The original result of this year’s Student Government Association presidential race was 555-501, with Michael Slavens winning out over Max Gocala.
Voting closed Wednesday night and grievances could be filed until 6 p.m. Thursday.
After the grievances, the final vote count was 527-461, still in favor of Slavens.
If you don’t want to do the math, Slavens was docked 5 percent of his votes after grievances were heard and Gocala lost 8 percent.
Ultimately, grievances didn’t decide who would be representing the students of Youngstown State University next school year.
But they could have. It was discussed as a very real possibility in The Jambar office.

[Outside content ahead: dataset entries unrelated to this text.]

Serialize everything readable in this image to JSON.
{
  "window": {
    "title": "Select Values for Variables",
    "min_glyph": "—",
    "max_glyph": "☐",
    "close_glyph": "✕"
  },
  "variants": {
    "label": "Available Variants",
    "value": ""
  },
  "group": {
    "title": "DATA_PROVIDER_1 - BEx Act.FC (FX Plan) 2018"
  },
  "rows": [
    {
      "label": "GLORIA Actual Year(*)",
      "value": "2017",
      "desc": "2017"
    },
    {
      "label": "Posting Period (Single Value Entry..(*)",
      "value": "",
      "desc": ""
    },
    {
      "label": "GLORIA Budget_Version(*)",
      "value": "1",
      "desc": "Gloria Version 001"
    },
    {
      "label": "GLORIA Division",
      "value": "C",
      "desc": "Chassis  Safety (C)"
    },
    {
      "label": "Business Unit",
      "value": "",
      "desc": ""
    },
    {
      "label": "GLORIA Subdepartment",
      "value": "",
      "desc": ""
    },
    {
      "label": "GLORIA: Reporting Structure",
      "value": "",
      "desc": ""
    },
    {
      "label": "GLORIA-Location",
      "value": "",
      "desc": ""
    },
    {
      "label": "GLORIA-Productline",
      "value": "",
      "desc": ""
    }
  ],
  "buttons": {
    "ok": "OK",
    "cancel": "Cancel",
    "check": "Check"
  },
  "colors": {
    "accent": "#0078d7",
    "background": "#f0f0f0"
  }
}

Gocala had five grievances filed against him. All but two were
dismissed. What if the Elections Board had accepted only one of the grievances? What if the penalties applied to Gocala’s ticket were lesser — say
only 4 percent instead of eight?
Or what if the grievance against Slavens resulted in a 10 percent penalty, like when Cory Okular’s votes got docked 10 percent a few years ago for showing students where to vote? Slavens was found to be in violation of university policy, according to the Elections Board Grievance Resolution Report, after all. It’s entirely possible that he could have penalized more than 5 percent.

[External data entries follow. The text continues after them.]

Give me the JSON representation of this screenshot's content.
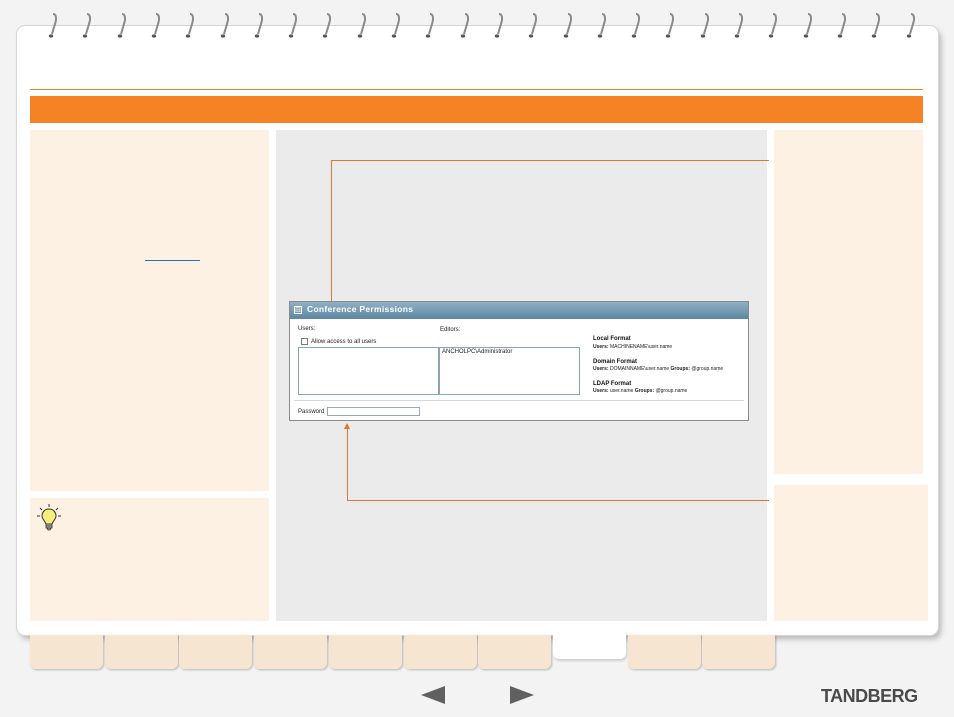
{
  "colors": {
    "accent": "#f58225",
    "panel": "#fdf1e4",
    "center_panel": "#ebebeb",
    "tab": "#f6e5d1",
    "window_title": "#5c86a2",
    "link": "#2a6fc9"
  },
  "icons": {
    "rings": "spiral-binding-ring-icon",
    "tip": "lightbulb-icon",
    "prev": "previous-arrow-icon",
    "next": "next-arrow-icon"
  },
  "conference_permissions": {
    "title": "Conference Permissions",
    "toggle_symbol": "⊟",
    "users_label": "Users:",
    "editors_label": "Editors:",
    "allow_all_label": "Allow access to all users",
    "allow_all_checked": false,
    "users_list": [],
    "editors_list": [
      "ANCHOLPC\\Administrator"
    ],
    "formats": {
      "local": {
        "title": "Local Format",
        "users_label": "Users:",
        "users_value": "MACHINENAME\\user.name"
      },
      "domain": {
        "title": "Domain Format",
        "users_label": "Users:",
        "users_value": "DOMAINNAME\\user.name",
        "groups_label": "Groups:",
        "groups_value": "@group.name"
      },
      "ldap": {
        "title": "LDAP Format",
        "users_label": "Users:",
        "users_value": "user.name",
        "groups_label": "Groups:",
        "groups_value": "@group.name"
      }
    },
    "password_label": "Password",
    "password_value": ""
  },
  "tabs": {
    "count": 10,
    "active_index": 7
  },
  "brand": "TANDBERG"
}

There were plenty of situations where these grievances could have affected the outcome of the SGA presidential election.
Don’t get us wrong; the grievance process is necessary. Rules need enforcing, and it isn’t possible for the Elections Board to look across campus for any possible violation.
What we’re taking an issue with is what grievances are being filed for.
One was for campaign materials sitting on a desk in the Center for Student Progress. Not being handed out in the CSP — which is considered part of Kilcawley Center, an area where materials are not allowed to be distributed — but rather, that they were just sitting on a desk.
At a hearing for another grievance, it was claimed that a candidate was urging a student at the CSP to vote for him. Instead, the Elections Board
decided that the candidate was “fulfilling his duties as a peer mentor to promote student involvement by
instructing the student how to cast his vote, and refrained from promoting his own party or campaigning to the student.”
From our point of view, it seemed like grievances were being filed the smallest of violations, just to see what would stick.
Ultimately, these grievances didn’t affect the outcome of the election. Slavens won the popular vote and after the hearings he kept his lead.
The fact that we could have had a different SGA president as the result of grievances should not be taken lightly. And when we were so close to a
different outcome after complaints were filed just to see what the tickets would be penalized for, it should be taken even more seriously.